There is little doubt that one of the most stressful situations an emergency physician can ever face is to be responsible for treating a heavily pregnant woman in cardiac arrest. Emergency physicians will be fully aware of the need to rapidly proceed to emergent caesarean section, but (given that this is thankfully an extremely rare situation) how many of us are actually prepared to undertake that procedure? Richard Parry provides a comprehensive overview of this procedure including a very practical 25-step ‘how to’ guide that is likely to be an extremely valuable resource for emergency physicians. Dr Parry goes on to appraise the evidence for this procedure, highlighting the ‘4 minute rule’ to deliver the baby and how the evidence supports the time critical nature of peri-mortem caesarean section as a means of preventing neurological sequelae for the baby. Clearly, minutes matter.

Editor's choice: Can ultrasound confirm central line placement?

Central venous catheter (CVC) placement is another intervention that is often time critical in the ED. Confirming accurate line position can be time consuming, however, when we rely on chest radiographs. This month the Editor's choice is a prospective cohort study from North Carolina in the United States, which compares the use of ultrasound with chest radiography (the reference standard) for confirming CVC placement. Although the number of line misplacements was small (n=4), this study has described a promising technique (the saline flush echo test) that effectively had 75% sensitivity for detecting suboptimal CVC tip placement. Perhaps the greatest advantage of ultrasound over chest radiography was the time taken to test completion, which was a median of 23.8 minutes faster with ultrasound.

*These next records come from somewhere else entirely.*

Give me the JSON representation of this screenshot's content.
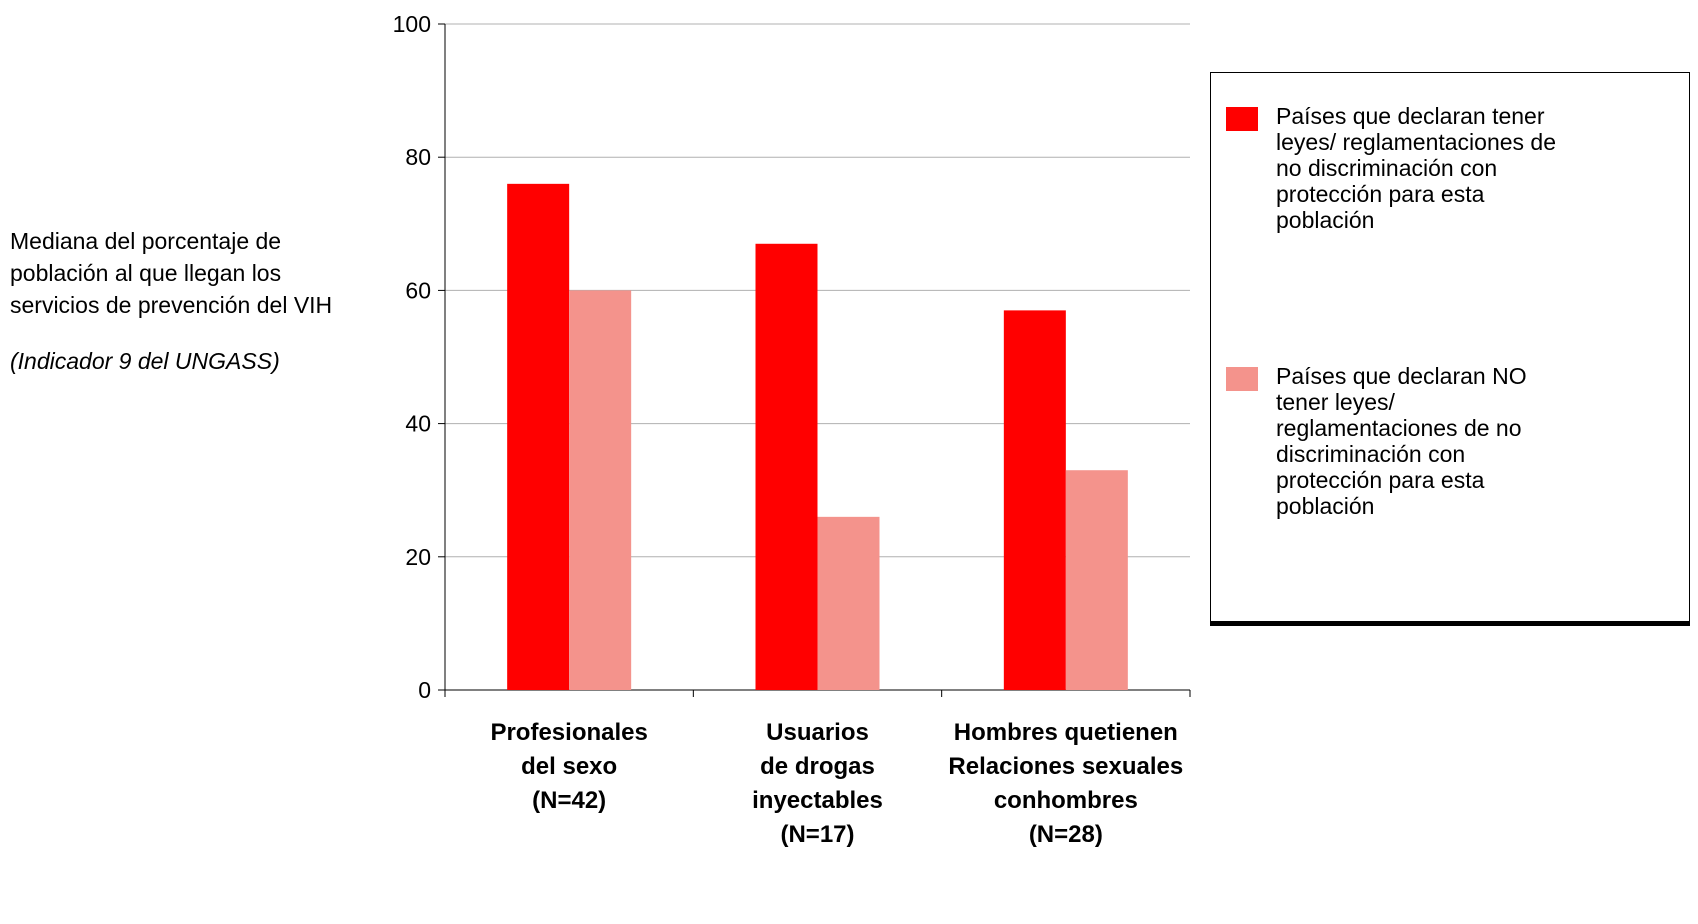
{
  "chart_data": {
    "type": "bar",
    "title": "",
    "xlabel": "",
    "ylabel": "Mediana del porcentaje de población al que llegan los servicios de prevención del VIH",
    "ylabel_note": "(Indicador 9 del UNGASS)",
    "ylim": [
      0,
      100
    ],
    "yticks": [
      "0",
      "20",
      "40",
      "60",
      "80",
      "100"
    ],
    "grid": true,
    "legend_position": "right",
    "categories": [
      [
        "Profesionales",
        "del sexo",
        "(N=42)"
      ],
      [
        "Usuarios",
        "de drogas",
        "inyectables",
        "(N=17)"
      ],
      [
        "Hombres quetienen",
        "Relaciones sexuales",
        "conhombres",
        "(N=28)"
      ]
    ],
    "series": [
      {
        "name": "Países que declaran tener leyes/ reglamentaciones de no discriminación con protección para esta población",
        "values": [
          76,
          67,
          57
        ],
        "color": "#ff0000"
      },
      {
        "name": "Países que declaran NO tener leyes/ reglamentaciones de no discriminación con protección para esta población",
        "values": [
          60,
          26,
          33
        ],
        "color": "#f4938c"
      }
    ]
  }
}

Reader's choice: Frequent users of the ED

Perhaps at the other end of the spectrum for ‘excitement’ in Emergency Medicine, frequent attendees can account for a significant proportion of the ED workload. When patients attend the ED very regularly, it may be tempting to feel reassured and potentially (heaven forbid) even slightly cynical about the nature of their acute complaint. The systematic review by Moe et al examined prognosis in this group. Perhaps unsurprisingly for experienced emergency physicians, five out of six studies identified reported that frequent attendees have higher mortality than non-frequent attendees with a median odds ratio of 2.2. Frequent attendees were also more likely to be admitted to hospital and to use outpatient services following their ED attendance. The work highlights the need to take this important and vulnerable group of patients seriously and calls us on to undertake further research that may help to address their adverse prognosis.

Procedural sedation: Patient's choice?

Procedural sedation is a core skill in Emergency Medicine in order to facilitate the undertaking of procedures that may otherwise be unbearably painful for patients. It is tempting to assume that our use of conscious sedation will leave patients blissfully unaware of the procedure afterwards. However, as Dr Gavin Lloyd and Dr Alasdair Gray discuss in a stimulating editorial, this may not be an accurate assumption to make. They discuss a recent report from the Royal College of Anaesthetists and Association of Anaesthetists of Great Britain & Ireland, which recommends avoidance of falsely reassuring terminology when explaining procedural sedation to patients, and they call us on to seek feedback from patients after the procedure in order that we may know how satisfied they were and whether they did, in fact, have any painful recall.

Footnotes

  • Provenance and peer review Commissioned; internally peer reviewed.